Multiple Sklerose Labyrinth

Zunächst möchte ich sagen, dass aus meiner Sicht MS-Patienten so unterschiedlich sind, wie der Mensch an sich halt unterschiedlich ist. Da gibt es keine Muster, an denen man erkennen kann: „Oh, das muss aber ein MS-Patient sein!“. Oder: „Typisch MS-Patient.“

Ich selber war schon das ein oder andere Mal erstaunt, Patienten in unserer Ambulanz zu treffen, die ich schon länger kenne und auch ich nichts von ihrer Erkrankung geahnt hatte. Man sieht es den Menschen eben nicht an und das ist doch eigentlich auch ganz gut so. Trotzdem möchten alle Patienten natürlich ernst genommen werden mit ihren Problemen, die dann doch wieder jeder irgendwie mit sich herumschleppt. Eine Fatigue z. B. sieht man einem halt nicht an.

Auf einen anderen Punkt hat mich eine Patientin in einem Gespräch aufmerksam gemacht, indem sie mir davon berichtet hat, dass sie es schon vermeidet, bei Arztterminen gleich zu Beginn von ihrer MS zu berichten. Sie hatte oft das Gefühl, dass dann sehr schnell alles auf die MS „geschoben“ wird, ohne andere Gründe in Betracht zu ziehen. Wir erleben in unserer täglichen Arbeit die unterschiedlichsten Menschen in unterschiedlichsten Lebensphasen und gerade das ist es, was es so spannend und interessant macht.

Wir haben junge Frauen mit Kinderwunsch, die wir zum Teil dann auch mit durch die Schwangerschaft begleiten dürfen.

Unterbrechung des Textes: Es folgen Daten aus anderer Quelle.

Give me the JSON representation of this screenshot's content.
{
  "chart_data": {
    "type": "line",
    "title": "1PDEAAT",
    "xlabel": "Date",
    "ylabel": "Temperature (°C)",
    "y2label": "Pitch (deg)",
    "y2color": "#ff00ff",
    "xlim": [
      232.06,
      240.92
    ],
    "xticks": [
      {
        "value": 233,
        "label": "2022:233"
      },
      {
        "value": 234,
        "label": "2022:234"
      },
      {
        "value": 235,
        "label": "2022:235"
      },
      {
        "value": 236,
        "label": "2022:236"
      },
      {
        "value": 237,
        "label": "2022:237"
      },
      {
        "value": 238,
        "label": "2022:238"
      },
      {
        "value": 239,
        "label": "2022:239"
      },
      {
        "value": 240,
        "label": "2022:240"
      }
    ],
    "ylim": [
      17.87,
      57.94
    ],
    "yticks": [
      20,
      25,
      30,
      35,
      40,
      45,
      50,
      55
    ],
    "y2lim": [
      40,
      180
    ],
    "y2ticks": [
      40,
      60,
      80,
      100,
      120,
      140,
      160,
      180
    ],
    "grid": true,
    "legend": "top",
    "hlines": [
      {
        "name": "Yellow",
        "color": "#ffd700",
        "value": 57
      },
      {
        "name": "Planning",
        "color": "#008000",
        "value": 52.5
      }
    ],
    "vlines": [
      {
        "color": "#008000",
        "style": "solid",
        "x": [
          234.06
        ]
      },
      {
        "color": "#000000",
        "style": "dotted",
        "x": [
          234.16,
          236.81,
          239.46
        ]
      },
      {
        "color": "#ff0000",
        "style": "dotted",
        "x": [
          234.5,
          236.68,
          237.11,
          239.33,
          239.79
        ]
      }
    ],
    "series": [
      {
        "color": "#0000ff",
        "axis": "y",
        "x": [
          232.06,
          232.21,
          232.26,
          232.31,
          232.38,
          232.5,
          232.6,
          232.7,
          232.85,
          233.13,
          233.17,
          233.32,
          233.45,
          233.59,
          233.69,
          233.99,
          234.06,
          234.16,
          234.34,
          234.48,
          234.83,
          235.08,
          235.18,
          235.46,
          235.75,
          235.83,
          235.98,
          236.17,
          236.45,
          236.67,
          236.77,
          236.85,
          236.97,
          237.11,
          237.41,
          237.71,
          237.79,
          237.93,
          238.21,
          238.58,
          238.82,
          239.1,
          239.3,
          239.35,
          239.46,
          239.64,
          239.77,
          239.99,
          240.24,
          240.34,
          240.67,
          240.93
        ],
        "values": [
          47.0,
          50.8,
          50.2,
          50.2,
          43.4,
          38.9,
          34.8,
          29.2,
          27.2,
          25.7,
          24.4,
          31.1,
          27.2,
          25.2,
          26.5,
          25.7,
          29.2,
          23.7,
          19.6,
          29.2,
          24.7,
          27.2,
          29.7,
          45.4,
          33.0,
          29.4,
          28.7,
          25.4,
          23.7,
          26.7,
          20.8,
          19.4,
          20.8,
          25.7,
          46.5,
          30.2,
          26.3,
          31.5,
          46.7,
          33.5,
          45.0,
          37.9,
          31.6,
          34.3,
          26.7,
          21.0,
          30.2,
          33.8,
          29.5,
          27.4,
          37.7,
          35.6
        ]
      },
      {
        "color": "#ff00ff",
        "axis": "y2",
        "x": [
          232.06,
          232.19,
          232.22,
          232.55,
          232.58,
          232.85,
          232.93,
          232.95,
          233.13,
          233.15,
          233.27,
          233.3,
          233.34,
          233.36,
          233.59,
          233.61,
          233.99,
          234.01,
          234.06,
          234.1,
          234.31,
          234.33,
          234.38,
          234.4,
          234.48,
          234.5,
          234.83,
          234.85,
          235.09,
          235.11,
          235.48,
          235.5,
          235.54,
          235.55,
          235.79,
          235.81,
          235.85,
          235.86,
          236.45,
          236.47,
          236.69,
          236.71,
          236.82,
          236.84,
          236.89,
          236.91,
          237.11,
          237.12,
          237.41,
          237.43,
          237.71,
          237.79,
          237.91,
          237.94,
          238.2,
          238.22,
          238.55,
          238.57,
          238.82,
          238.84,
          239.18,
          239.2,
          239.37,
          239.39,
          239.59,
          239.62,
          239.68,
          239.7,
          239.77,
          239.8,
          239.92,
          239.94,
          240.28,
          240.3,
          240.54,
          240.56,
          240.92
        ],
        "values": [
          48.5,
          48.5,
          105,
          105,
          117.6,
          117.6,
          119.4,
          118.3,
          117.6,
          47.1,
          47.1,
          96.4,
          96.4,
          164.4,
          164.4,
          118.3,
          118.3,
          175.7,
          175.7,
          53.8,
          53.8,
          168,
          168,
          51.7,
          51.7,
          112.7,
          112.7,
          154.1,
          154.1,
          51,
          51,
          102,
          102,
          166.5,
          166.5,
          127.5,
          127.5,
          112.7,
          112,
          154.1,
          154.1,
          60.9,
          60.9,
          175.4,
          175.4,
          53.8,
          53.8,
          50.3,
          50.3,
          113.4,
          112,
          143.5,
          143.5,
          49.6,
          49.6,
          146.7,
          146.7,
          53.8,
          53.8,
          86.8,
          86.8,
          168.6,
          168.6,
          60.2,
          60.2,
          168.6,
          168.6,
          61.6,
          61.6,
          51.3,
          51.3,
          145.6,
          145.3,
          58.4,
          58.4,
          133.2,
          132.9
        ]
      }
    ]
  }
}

Viele Patienten sind voll berufstätig und reisen durch die Welt. Andere sind sportlich sehr aktiv und finden dort ihren Ausgleich im Alltag. Wir haben sowohl sehr viele optimistische Patienten als auch oft pessimistische oder verunsicherte Patienten. Natürlich ist es nicht immer einfach, auf jeden individuell zufriedenstellend einzugehen.

Aber auch wir sind eben nur Menschen. Wenn es dann aber gelingt, dass die Patienten zufrieden unsere Ambulanz verlassen und wir ihnen weiterhelfen konnten, macht diese Arbeit doppelt Spaß. Entscheidend ist, für die Patienten das Optimum herauszuholen. Das kann auch einfach mal die Verordnung einer Physiotherapie oder bestimmter Hilfsmittel sein, die ihnen bisher noch nicht angeboten wurden.

Es gibt sehr gute Verläufe, die uns natürlich auch glücklich und zufrieden stimmen. Im Gegenzug leider auch Verläufe, die uns Sorgen machen. Die lassen sich halt auch nicht weglügen. Zum Glück sind diese aber immer noch gefühlt weniger der Fall als die positiven Verläufe, die wir sehen. MS – die Krankheit der 1000 Gesichter. Schon so oft zitiert. Jeder Betroffene hat da seine ganz eigene Geschichte zu erzählen. Kaum eine gleicht der anderen.

Es gibt keine Überschrift oder ein Patentrezept für den Umgang mit MS-Patienten, finde ich. Jeder hat da seine eigenen Bedürfnisse. Die einen müssen viel reden, wollen vielleicht auch sehr viel wissen. Andere machen es lieber mit sich selber aus und wollen vielleicht auch gar nicht, dass die MS im Alltag ständig Thema ist. Oder auch eine Mischung aus beidem.

Dies war jetzt mal meine persönliche Sicht auf meine Arbeit mit MS-Patienten. Es sollte bewusst kein medizinischer oder fachlicher Vortrag werden. Die gibt es ja schon genug. Ich hätte noch viel, viel mehr schreiben können, aber dann wäre es wahrscheinlich ein Buch geworden.Ich wünsche allen Betroffenen, dass sie ihren ganz persönlichen Weg finden, mit der Erkrankung umzugehen, und dass sie Menschen an ihrer Seite haben, die sie dabei unterstützen.